Well-specified — clear definition of done, expected behavior, constraints.
Verifiable — there’s a concrete way to confirm success, ideally tests.
Bounded — a coherent unit of work, not “build the whole feature.”
Low-ambiguity — few unstated decisions; you’ve made the design calls.

Poor:  "Improve the checkout flow."
Good:  "In services/checkout.py, add a retry (3 attempts, exponential
        backoff) around the payment-gateway call. Only retry network
        and 5xx errors — never on a declined card. Add unit tests for
        both paths. Match the retry helper already in lib/http.py."

The good version made the design decisions for the agent. Agents execute well; they decide poorly. Keep the judgment yours.

Review the plan before the code

Most agents will outline an approach first. This is the cheapest place to catch a mistake — redirecting a plan costs a sentence; redirecting a finished 500-line diff costs a rewrite. Read the plan: right files? sound approach? missing an edge case? Correct it now.

Review the diff like any other PR

An agent’s output is a pull request, and it gets the same scrutiny as a colleague’s — see Working Effectively. Read every file. Run it. Check the edge cases and security. The author being an agent lowers the bar for nothing — and arguably raises it, since the agent has no stake in the result.

Keep diffs reviewable: prefer several small, focused agent tasks over one sprawling one. A 200-line diff gets a real review; a 2,000-line diff gets a rubber stamp.

Let the agent close its own loop

Agents are far more effective when they can verify their own work and iterate. Give them that loop:

Point them at the test command so they run tests and fix failures.
Ensure linters and type checks run, so mistakes are caught automatically.
A task with a clear pass/fail signal (tests, a build) lets the agent self-correct before you ever see the result.

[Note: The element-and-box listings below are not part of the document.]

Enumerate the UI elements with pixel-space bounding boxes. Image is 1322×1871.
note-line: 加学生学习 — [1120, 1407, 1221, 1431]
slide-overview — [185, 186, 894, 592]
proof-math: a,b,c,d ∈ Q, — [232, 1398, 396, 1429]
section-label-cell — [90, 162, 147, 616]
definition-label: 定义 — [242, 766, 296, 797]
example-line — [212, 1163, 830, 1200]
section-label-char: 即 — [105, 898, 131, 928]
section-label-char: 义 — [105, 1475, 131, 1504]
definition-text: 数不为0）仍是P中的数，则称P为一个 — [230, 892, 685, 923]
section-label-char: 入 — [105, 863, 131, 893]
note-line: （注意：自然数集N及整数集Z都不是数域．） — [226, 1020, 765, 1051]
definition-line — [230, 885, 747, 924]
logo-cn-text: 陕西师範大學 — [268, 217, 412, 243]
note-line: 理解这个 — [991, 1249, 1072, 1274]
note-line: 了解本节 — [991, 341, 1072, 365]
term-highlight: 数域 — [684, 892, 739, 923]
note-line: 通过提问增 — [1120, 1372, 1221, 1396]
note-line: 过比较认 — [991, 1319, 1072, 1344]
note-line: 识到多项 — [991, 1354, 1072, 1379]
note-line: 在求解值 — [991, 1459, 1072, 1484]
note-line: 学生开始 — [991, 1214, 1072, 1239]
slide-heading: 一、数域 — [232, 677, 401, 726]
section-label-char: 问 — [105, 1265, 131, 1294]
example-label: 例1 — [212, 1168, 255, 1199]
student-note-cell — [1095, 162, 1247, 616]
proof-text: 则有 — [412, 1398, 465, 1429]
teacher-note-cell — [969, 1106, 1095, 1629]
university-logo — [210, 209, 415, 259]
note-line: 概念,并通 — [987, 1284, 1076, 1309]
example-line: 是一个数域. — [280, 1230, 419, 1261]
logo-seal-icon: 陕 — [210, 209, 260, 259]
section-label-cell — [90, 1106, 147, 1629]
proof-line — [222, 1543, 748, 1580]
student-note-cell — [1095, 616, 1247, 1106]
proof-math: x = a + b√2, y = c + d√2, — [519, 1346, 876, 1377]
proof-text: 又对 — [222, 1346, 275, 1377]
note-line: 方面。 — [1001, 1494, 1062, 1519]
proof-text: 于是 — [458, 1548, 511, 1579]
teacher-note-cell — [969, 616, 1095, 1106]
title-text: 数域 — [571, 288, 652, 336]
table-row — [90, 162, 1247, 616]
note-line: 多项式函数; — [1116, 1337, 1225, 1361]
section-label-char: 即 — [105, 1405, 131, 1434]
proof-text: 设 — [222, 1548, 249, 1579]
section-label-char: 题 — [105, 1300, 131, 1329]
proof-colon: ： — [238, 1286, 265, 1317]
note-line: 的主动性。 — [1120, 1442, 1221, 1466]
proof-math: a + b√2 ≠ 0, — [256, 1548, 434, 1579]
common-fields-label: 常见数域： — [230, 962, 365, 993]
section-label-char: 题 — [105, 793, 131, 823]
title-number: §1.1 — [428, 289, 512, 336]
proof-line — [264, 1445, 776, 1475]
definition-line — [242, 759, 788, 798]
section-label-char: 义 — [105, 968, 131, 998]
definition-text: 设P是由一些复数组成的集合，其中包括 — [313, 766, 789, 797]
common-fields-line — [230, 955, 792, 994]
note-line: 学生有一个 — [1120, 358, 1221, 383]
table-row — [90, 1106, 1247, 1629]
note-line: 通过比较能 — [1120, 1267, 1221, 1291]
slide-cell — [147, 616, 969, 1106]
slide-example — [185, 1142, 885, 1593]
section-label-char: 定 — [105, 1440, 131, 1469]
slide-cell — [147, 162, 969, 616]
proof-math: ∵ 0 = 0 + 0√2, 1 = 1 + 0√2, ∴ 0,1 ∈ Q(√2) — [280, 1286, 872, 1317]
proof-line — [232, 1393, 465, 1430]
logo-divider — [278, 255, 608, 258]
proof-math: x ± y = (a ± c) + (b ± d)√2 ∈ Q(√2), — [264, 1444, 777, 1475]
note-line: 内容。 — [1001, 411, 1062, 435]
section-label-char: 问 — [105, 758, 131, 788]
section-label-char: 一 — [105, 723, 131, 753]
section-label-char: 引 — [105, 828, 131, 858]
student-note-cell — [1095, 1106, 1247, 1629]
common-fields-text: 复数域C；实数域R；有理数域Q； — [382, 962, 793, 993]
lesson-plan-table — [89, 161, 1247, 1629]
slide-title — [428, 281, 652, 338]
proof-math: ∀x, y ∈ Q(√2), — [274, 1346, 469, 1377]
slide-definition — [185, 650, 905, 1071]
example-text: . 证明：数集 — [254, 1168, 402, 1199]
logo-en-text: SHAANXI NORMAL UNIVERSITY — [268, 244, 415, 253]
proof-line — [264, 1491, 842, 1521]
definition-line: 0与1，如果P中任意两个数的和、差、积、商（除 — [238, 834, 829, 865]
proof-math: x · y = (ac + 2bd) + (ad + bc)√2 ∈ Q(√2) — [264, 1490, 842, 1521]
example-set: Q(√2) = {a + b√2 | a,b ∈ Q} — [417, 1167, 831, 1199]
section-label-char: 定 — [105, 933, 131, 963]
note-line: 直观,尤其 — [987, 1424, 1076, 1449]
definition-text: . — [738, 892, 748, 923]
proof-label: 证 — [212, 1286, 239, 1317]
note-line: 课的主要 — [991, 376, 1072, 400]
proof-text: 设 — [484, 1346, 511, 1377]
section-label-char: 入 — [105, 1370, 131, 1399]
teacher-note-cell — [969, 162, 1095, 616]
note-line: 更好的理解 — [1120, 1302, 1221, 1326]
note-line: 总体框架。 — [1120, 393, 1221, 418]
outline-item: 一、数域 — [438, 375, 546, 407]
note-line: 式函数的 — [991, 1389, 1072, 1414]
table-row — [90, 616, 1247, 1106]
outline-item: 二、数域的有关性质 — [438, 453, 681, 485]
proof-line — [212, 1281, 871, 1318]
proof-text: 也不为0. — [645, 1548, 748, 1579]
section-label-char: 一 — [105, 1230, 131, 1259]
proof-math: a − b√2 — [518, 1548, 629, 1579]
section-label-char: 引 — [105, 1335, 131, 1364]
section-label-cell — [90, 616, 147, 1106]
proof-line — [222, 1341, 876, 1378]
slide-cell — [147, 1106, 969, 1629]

This is why a strong test suite is now a force multiplier for AI-assisted development: it’s the agent’s feedback loop and your safety net.

Pitfalls

Pitfall	Why it happens	Counter
Over-scoping	Vague, sprawling task	Small, bounded, well-specified tasks
Rubber-stamp review	Diff too large to absorb	Keep diffs small; review every line
Plausible-but-wrong	Output reads well, logic is off	Run it; test edges; understand it
Context gaps	Agent didn’t see a key file	Name the relevant files and conventions
Lost-thread looping	Agent flails on a hard task	Stop it; re-specify; or do it yourself
Skill erosion	Delegating the thinking, not the typing	Keep owning design and judgment

Key takeaways

A coding agent runs the explore–plan–edit–test loop, shifting your role to specifying and reviewing. Hand it tasks that are well-specified, verifiable, bounded, and low-ambiguity — make the design decisions yourself. Review the plan before code (the cheapest fix) and the diff like any PR (the real gate). Keep diffs small. Give the agent a test command so it can self-correct. You remain fully accountable for every line that merges.